Josh Ayer, vice president and managing director of Asia-Pacific, says he sees the total market growing in Chinese auto manufacturing and heavy-duty equipment manufacturing—both key end users of H&V’s filtration media. “H&V’s approach of producing in China for Chinese customers and for international companies based in China has helped us build our business,” he explains.
H&V currently operates a site in Suzhou, China where it is adding a new paper machine capable of producing filter media for engine and industrial applications. Coming onstream by the end of the year, this line will be H&V’s largest globally and will be designed with the full capabilities needed to serve the growing China and Asia Pacific market with high quality, performance-based products.
In the engine filtration area, Ayer states that, “Chinese customers have outgrown local quality. The EPA in China is stronger and tougher in many cases than in the U.S. China has a five-year plan mandating increased fuel efficiency. H&V sells high end products in China so the Chinese market is beginning to look like the U.S. and European market. We believe increased demand for high quality products is a benefit for H&V.”
In June, H&V said it would form a joint venture with Nath Group to build a new mill in India. This new site will be able to make engine filter media as well as selected products in the HVAC filtration market in response to demand for high quality filtration products in the country. Also in Asia, H&V is adding a new paper machine able to make filter media for engine and industrial filtration applications. H&V has operated the plant in Suzhou since 2008.
Ahlstrom has also had a filtration presence in Asia for some time but its priorities there have shifted in recent months.

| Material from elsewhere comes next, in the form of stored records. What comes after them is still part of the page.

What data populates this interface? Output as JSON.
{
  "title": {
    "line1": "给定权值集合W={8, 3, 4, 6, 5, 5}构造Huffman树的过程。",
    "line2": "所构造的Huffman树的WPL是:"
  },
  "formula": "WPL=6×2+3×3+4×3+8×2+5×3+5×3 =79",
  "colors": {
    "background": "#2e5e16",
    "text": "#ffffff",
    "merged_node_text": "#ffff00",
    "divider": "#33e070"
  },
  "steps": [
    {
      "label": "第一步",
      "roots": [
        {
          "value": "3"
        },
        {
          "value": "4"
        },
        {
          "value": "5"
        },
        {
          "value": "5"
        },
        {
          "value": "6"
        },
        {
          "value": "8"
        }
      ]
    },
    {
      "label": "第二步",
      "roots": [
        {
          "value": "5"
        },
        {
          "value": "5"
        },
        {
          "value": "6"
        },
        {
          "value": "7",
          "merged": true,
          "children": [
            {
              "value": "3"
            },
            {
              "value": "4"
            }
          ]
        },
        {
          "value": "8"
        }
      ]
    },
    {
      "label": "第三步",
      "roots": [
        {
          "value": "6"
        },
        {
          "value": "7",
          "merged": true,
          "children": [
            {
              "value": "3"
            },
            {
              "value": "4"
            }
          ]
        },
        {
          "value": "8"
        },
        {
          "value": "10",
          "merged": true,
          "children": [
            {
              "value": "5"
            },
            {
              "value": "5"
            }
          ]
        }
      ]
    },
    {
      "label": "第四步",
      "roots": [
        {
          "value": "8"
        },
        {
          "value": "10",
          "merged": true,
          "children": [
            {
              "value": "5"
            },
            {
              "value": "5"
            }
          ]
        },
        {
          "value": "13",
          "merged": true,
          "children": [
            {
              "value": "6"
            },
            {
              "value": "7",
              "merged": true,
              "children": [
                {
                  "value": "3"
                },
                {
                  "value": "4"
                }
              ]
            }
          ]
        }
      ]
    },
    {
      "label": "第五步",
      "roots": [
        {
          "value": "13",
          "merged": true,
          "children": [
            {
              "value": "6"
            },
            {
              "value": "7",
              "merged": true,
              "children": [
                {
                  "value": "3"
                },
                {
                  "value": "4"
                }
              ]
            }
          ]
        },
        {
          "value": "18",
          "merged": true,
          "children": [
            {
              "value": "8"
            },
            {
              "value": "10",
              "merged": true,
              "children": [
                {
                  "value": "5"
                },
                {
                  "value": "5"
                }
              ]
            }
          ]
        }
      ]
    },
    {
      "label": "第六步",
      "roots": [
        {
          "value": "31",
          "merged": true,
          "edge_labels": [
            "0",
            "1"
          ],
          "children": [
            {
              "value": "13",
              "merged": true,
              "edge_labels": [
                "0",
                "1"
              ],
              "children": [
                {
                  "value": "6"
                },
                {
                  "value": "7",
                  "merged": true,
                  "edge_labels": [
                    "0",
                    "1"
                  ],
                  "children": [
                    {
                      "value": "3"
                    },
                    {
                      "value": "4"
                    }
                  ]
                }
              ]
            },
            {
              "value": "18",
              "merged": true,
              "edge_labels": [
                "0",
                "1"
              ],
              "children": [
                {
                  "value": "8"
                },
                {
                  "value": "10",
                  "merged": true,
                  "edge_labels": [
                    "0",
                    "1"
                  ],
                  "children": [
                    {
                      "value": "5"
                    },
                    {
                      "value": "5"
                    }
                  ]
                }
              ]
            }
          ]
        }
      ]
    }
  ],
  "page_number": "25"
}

The company sold its Wuxi, China-based dust filtration assets to Andrew Industries as part of a global exodus from this business but it continues to operate a site in Binzhou, which it acquired from Shandong Puri Filter and Paper Products in September 2010. “As Asia remains one of our key strategic regions, the acquisition of Shandong Puri Filter and Paper Products, which was confirmed in September 2010, has strengthened our position as a global leader in filter media manufacturing,” says spokeswoman Noora Blasi. ”The operation has gone well, and now, with operations in all the main regions, we are well positioned to serve our customers with global reach with local assets.”
Meanwhile, Andrew Industries, in addition to its Ahlstrom acquisition, has been beefing up its Chinese dust filtration business, called China Felt, for the last several years and is reporting 10-15% growth in this arm of its business, despite fierce competition. “The demand for dust filtration products continues to grow and new competitors have entered the market in the past couple of years,” says John Lewis, president of U.S.-based Southern Felt, an Andrew subsidiary.
Beyond dust filtration, executives hope the Wuxi assets will allow it to venture into some liquid filtration markets. Additionally, the company plans to add some needlepunching operations to the site to broaden its supply base in China.
Beyond China, the group is also establishing an Indian facility. While this site won’t make nonwovens initially—but will instead focus on roll good distribution and converting—eventually needlepunching capabilities will be added.